Today, I can’t share my developing works of sci-fi and fantasy with my departed father, but I can put his name right there in the by-line of each disastrous manuscript. Maybe I’ll add and “I” in there for my mother Irma, should I ever write an epic fantasy. “I. R. Dale Guthrie”? “Irdale”?

So “R. Dale” is my nom de plume which also lends itself to a more “elegant” forum handle.

As for my avatar, it only recently occurred to me that “R Dale” sounded a bit like “Airdale”, so I went in search of the dog, and found a suitably scruffy-looking, goofy example of the breed.

I enjoy a fulsome answer, especially one that’s so candid and open.

I can’t speak for your parents, of course, but I imagine they would be mighty proud of everything that you’ve written and mighty pleased that you are following a dream that they helped to sow and nurture. The tribute of including your father’s name and the consideration of using your mother’s initial for your should-you-ever-write-it epic-fantasy nom de plume would appear to speak volumes about you as a man, son, and writer. (You touched the heart of a Brit over here on this side of the Pond.)
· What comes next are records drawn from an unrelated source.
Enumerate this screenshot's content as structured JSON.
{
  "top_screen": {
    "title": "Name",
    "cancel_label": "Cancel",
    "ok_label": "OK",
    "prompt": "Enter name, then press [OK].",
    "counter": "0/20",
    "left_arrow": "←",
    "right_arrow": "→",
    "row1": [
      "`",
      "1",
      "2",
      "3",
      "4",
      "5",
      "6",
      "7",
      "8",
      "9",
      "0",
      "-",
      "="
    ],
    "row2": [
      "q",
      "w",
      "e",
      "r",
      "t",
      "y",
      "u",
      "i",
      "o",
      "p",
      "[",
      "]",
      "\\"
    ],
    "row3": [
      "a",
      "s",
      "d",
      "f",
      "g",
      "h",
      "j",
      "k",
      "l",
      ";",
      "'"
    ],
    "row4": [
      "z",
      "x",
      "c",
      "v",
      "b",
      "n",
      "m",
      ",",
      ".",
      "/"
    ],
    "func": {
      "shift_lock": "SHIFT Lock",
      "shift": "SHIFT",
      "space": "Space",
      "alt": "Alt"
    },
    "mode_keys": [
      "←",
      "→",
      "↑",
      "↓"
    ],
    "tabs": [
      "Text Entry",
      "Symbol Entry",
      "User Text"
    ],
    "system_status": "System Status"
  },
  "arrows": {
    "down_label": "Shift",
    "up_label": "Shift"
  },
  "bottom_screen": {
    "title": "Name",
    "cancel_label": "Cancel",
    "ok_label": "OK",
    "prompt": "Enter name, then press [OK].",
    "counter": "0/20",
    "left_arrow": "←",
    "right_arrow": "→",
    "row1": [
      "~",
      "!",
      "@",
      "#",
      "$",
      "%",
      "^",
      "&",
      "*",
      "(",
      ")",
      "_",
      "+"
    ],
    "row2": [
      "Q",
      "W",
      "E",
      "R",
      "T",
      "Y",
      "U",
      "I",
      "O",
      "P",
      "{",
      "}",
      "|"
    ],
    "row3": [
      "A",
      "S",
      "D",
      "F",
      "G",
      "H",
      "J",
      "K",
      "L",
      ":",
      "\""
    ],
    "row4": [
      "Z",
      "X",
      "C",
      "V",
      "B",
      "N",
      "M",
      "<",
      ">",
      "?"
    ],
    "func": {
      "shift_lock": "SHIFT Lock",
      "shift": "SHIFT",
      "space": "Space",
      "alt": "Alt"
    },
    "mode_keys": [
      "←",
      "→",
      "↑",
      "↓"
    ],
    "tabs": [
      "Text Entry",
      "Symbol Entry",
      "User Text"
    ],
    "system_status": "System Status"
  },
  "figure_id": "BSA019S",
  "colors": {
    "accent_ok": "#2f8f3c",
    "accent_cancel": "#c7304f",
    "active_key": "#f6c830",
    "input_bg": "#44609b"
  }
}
Reepicheep got the R Dale / Airedale connection: I can only recognise a few breeds … Labradors, spaniels, and working collies dominate in my neck of the woods (in the middle of the Bucolic Ocean) … so the allusion in the avatar was entirely lost on me. Isn’t it lovely how we can hide things in plain sight?

Personally, I wish you wouldn’t describe your manuscripts as disastrous: though I entirely respect your right to use whatever adjective(s) you want to use. Can’t work out if you’re being modest, despondent, or unfairly critical … guess you’re the only one who can really know for sure. Having read your forum posts and pages on your website, I seriously doubt the validity of the disastrous tag. Perhaps a US disaster is a British triumph? :open_mouth:

You write. You create. It is only the things that we don’t do that ever hold us back. The difference between those who don’t and those who do, is that those who do, do. It doesn’t get any more complicated than that. And in writing, you do do. You should, I think and hope, be proud of that in itself, even if you are aiming for an even higher goal in the future. Completing a manuscript (disastrous or otherwise) is a massive achievement of human ingenuity. Writers create whole new worlds: breathe life into people who would never have otherwise existed. We touch the lives and emotions of our readers. Aren’t we lucky that we have the skills to do what we do, even if we all wish we could do it just a little bit better than we currently do?